As of the June 5 update from the Central Florida Zoo, Willow, Mojo Jojo, and Leeloo have all successfully provided weights using the weigh box. The team is continuing to work with the remaining sloths on the voluntary weigh-in process. Each successful weigh-in serves as both a data point for tracking recovery progress and a behavioral milestone reflecting increasing comfort and trust between the animals and their care team.

Weight monitoring is a critical component of tracking how these sloths are recovering from the conditions they arrived in at the end of April. Animals that came in underweight need to demonstrate consistent weight gain over time for recovery to be considered progressing as it should. To do that, monitoring through a voluntary, low-stress mechanism rather than repeated handling is better for both data quality and the animals themselves.

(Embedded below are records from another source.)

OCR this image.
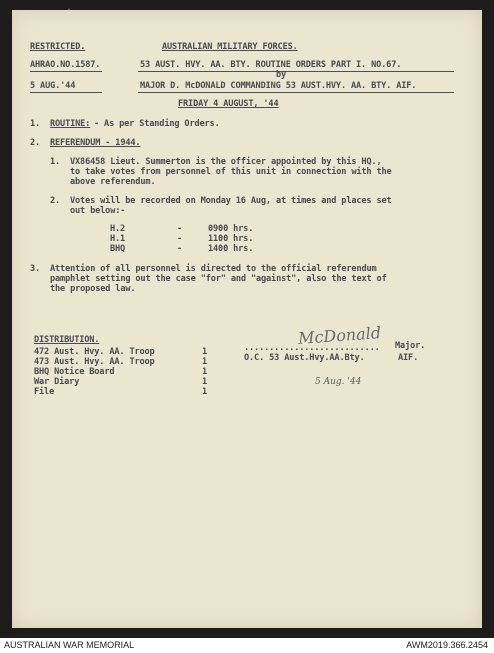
RESTRICTED.	AUSTRALIAN MILITARY FORCES.
AHRAO.NO.1587.	53 AUST. HVY. AA. BTY. ROUTINE ORDERS PART I. NO.67.
by
5 AUG.'44	MAJOR D. McDONALD COMMANDING 53 AUST.HVY. AA. BTY. AIF.
FRIDAY 4 AUGUST, '44
1. ROUTINE: - As per Standing Orders.
2. REFERENDUM - 1944.
1. VX86458 Lieut. Summerton is the officer appointed by this HQ.,
to take votes from personnel of this unit in connection with the
above referendum.
2. Votes will be recorded on Monday 16 Aug, at times and places set
out below:-
H.2	-	0900 hrs.
H.1	-	1100 hrs.
BHQ	-	1400 hrs.
3. Attention of all personnel is directed to the official referendum
pamphlet setting out the case "for" and "against", also the text of
the proposed law.
McDonald
........................... Major.
O.C. 53 Aust.Hvy.AA.Bty.	AIF.
5 Aug. '44
DISTRIBUTION.
472 Aust. Hvy. AA. Troop	1
473 Aust. Hvy. AA. Troop	1
BHQ Notice Board	1
War Diary	1
File	1
AUSTRALIAN WAR MEMORIAL	AWM2019.366.2454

The sloth digestive system operates on a timeline that is slower than most mammals, with the approximately thirty-day fermentation process required to break down the tough plant matter that makes up a sloth’s natural diet meaning that the nutritional impact of the food the care team has been providing since April is likely only now beginning to fully register in the animals’ systems. Everything sloths do is slow, as the Central Florida Zoo team has noted consistently throughout the recovery updates, and the weight training progress represents patience and careful work from a team that has been committed to giving these animals their best possible chance.

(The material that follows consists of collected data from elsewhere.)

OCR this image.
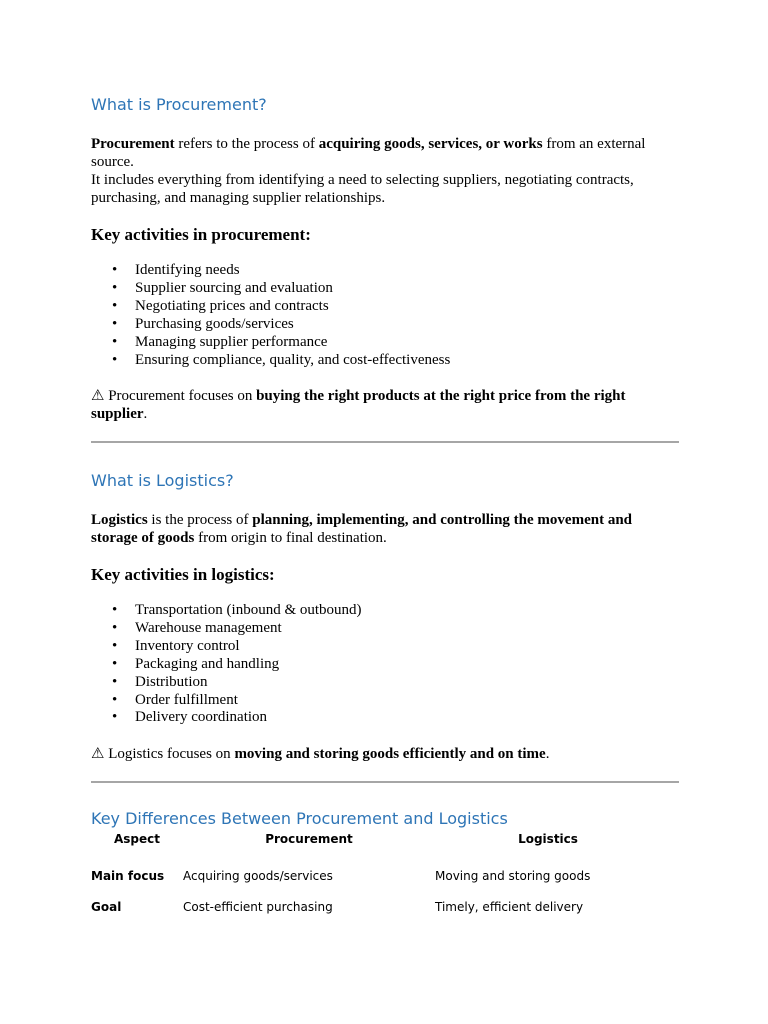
What is Procurement?
Procurement refers to the process of acquiring goods, services, or works from an external source.
It includes everything from identifying a need to selecting suppliers, negotiating contracts, purchasing, and managing supplier relationships.
Key activities in procurement:
• Identifying needs
• Supplier sourcing and evaluation
• Negotiating prices and contracts
• Purchasing goods/services
• Managing supplier performance
• Ensuring compliance, quality, and cost-effectiveness
⚠ Procurement focuses on buying the right products at the right price from the right supplier.
What is Logistics?
Logistics is the process of planning, implementing, and controlling the movement and storage of goods from origin to final destination.
Key activities in logistics:
• Transportation (inbound & outbound)
• Warehouse management
• Inventory control
• Packaging and handling
• Distribution
• Order fulfillment
• Delivery coordination
⚠ Logistics focuses on moving and storing goods efficiently and on time.
Key Differences Between Procurement and Logistics
Aspect	Procurement	Logistics
Main focus	Acquiring goods/services	Moving and storing goods
Goal	Cost-efficient purchasing	Timely, efficient delivery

Willow, Mojo Jojo, and Leeloo are stepping on the scale voluntarily. Dolce, Chewie, and Phantom are out of ICU-level care. The nine surviving sloths are receiving daily attention from dedicated staff in collaboration with national sloth care specialists. The road to recovery is slow by the very nature of what sloths are, but the direction the updates are pointing has shifted from loss and crisis toward something that looks increasingly like genuine progress.